Man convicted of killing employer Woman was strangled at her Timonium print shop.

August 02, 1991|By Glenn Small | Glenn Small,Evening Sun Staff

On Dec. 3, 1990, the day before she died, Betty Lewellen "Lew" Masenior stayed at work late, running a printing press at her Timonium print shop to finish an important job a pressman had put aside when he went home early.

Masenior, 35, was seven months pregnant with her first child.

The next day, the pressman, Donald W. Taylor Jr., 25, of Baltimore, went to work early and bludgeoned and strangled Masenior, a Baltimore County Circuit Court jury has found.

The jury of five men and seven women deliberated for nearly three hours yesterday before finding Taylor guilty of first-degree murder, theft and five counts of forgery.

Masenior, who often lent money to Taylor, was killed because Taylor was trying to cover up his theft, forgery and cashing of five company checks worth nearly $1,600, said prosecutor John Cox.

On Dec. 5, a bank statement detailing the forged checks was due to arrive at the Print Shack in the 2000 block of York Road, Cox said.

"He's the only man with a motive," Cox told the jury during closing arguments. "He's about to get caught in a serious crime" of theft and forgery.

Judge J. William Hinkel set sentencing for Sept. 3. Taylor faces a possible sentence of life in prison, plus more than 50 years on the theft and forgery convictions.

During the four-day trial at which more than 20 witnesses testified, the state presented an admittedly circumstantial case against Taylor, who declined to testify in his own defense.

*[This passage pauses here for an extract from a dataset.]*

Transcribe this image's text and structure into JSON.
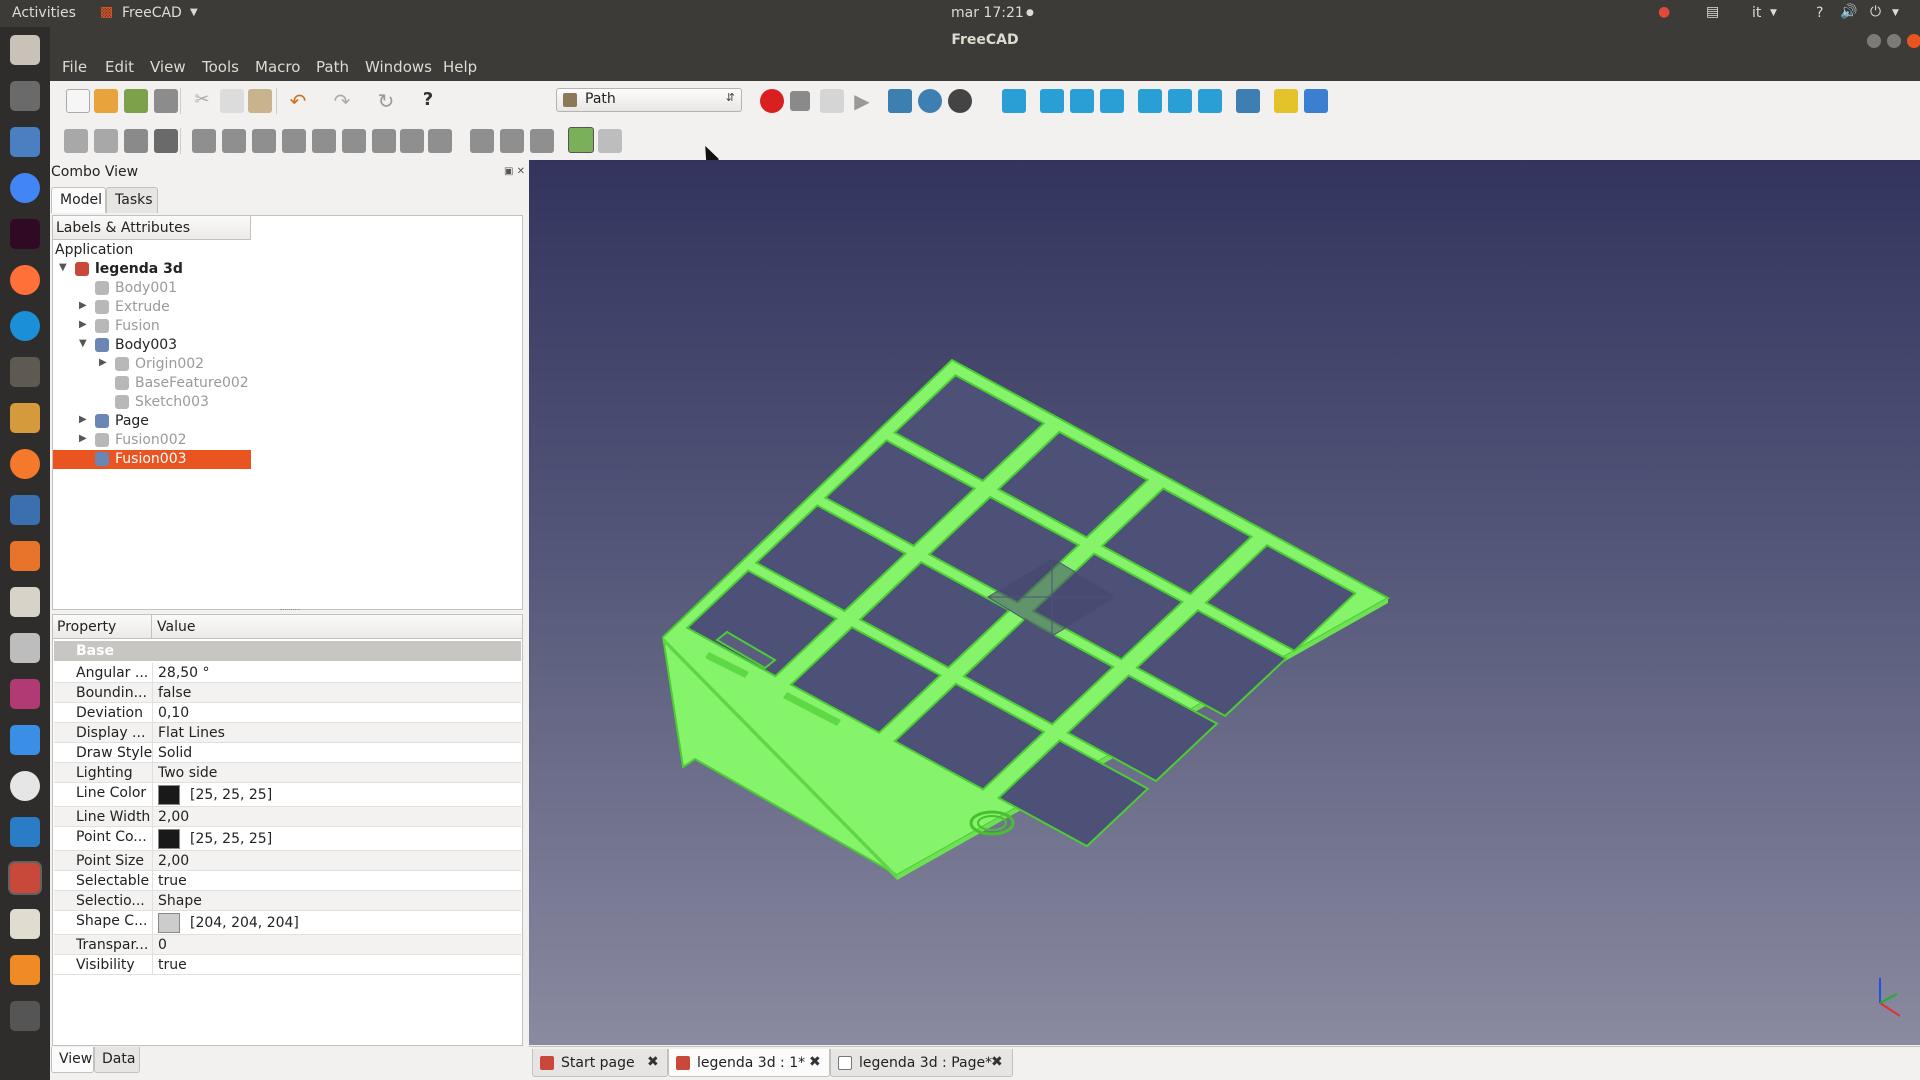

In his closing argument, Cox went through the "puzzle pieces" that fingered Taylor as the man who murdered his boss.

There were the five stolen checks, which were cashed by Taylor at various banks and check-cashing services. A Baltimore County police handwriting expert said it was Taylor's handwriting on the checks.

There was Peter Xanthakos, owner of a restaurant next door to the Print Shack, who testified that he saw Taylor standing outside the print shop about 6 a.m. the morning of the murder.

Another witness saw Masenior inside the shop about 8 a.m., standing at the front counter. But when a print shop employee arrived about 8:30 a.m., the doors were locked and no one responded to the employee's calls, according to testimony.

A fire department crew had to smash in the front door to gain entry to the building. Masenior was found lying face up, her face badly beaten, in a production room in the back of the shop.

The medical examiner later ruled she had been strangled.

An FBI expert testified that footprints found in the work area around the body, and one print on the victim's chest, came from the same style of boot worn by Taylor.

In her closing argument, Katy O'Donnell, Taylor's public defender, admitted that Taylor was "not the most reliable employee," that "evidence has proved that he took some checks," and "evidence proves he was cheating on his girlfriend."

But, O'Donnell said, those circumstances did not prove that Taylor murdered his boss. She asked the jury to look closely at the state's evidence.

She questioned Xanthakos' identification of Taylor, offered the alibi of Taylor's girlfriend, Monica Bailey, who said he did not leave the house that morning until after 8 a.m.

O'Donnell also criticized the supposed motive, saying it did not make sense that Taylor would kill for $1,600 in stolen checks. "It's not sufficient motive to kill," she said.

Cox countered by saying that O'Donnell was "blowing smoke."

Curtis Turner, a co-worker of Taylor's, testified that Taylor, on the day before the killing, had twice tried to give Masenior drinks laced with chemicals.

On the first occasion, Taylor fixed Masenior a cup of coffee with "a bluish green tint" to it "that smelled like bleach," Turner said. Masenior dumped the coffee out, he said.

During their investigation, police found green-colored rat poisoning in a Styrofoam cup, the residue, Cox said, of what Taylor had put in his boss' coffee.

Masenior herself apparently thought nothing of the coffee, saying it was probably because the coffee pot had not been properly cleaned, Turner said.

Another time that day, Turner testified, Taylor went out for drinks and returned with a bottle of apple juice that Masenior said "had a foul smell." She dumped that out, too, without drinking it, the witness said.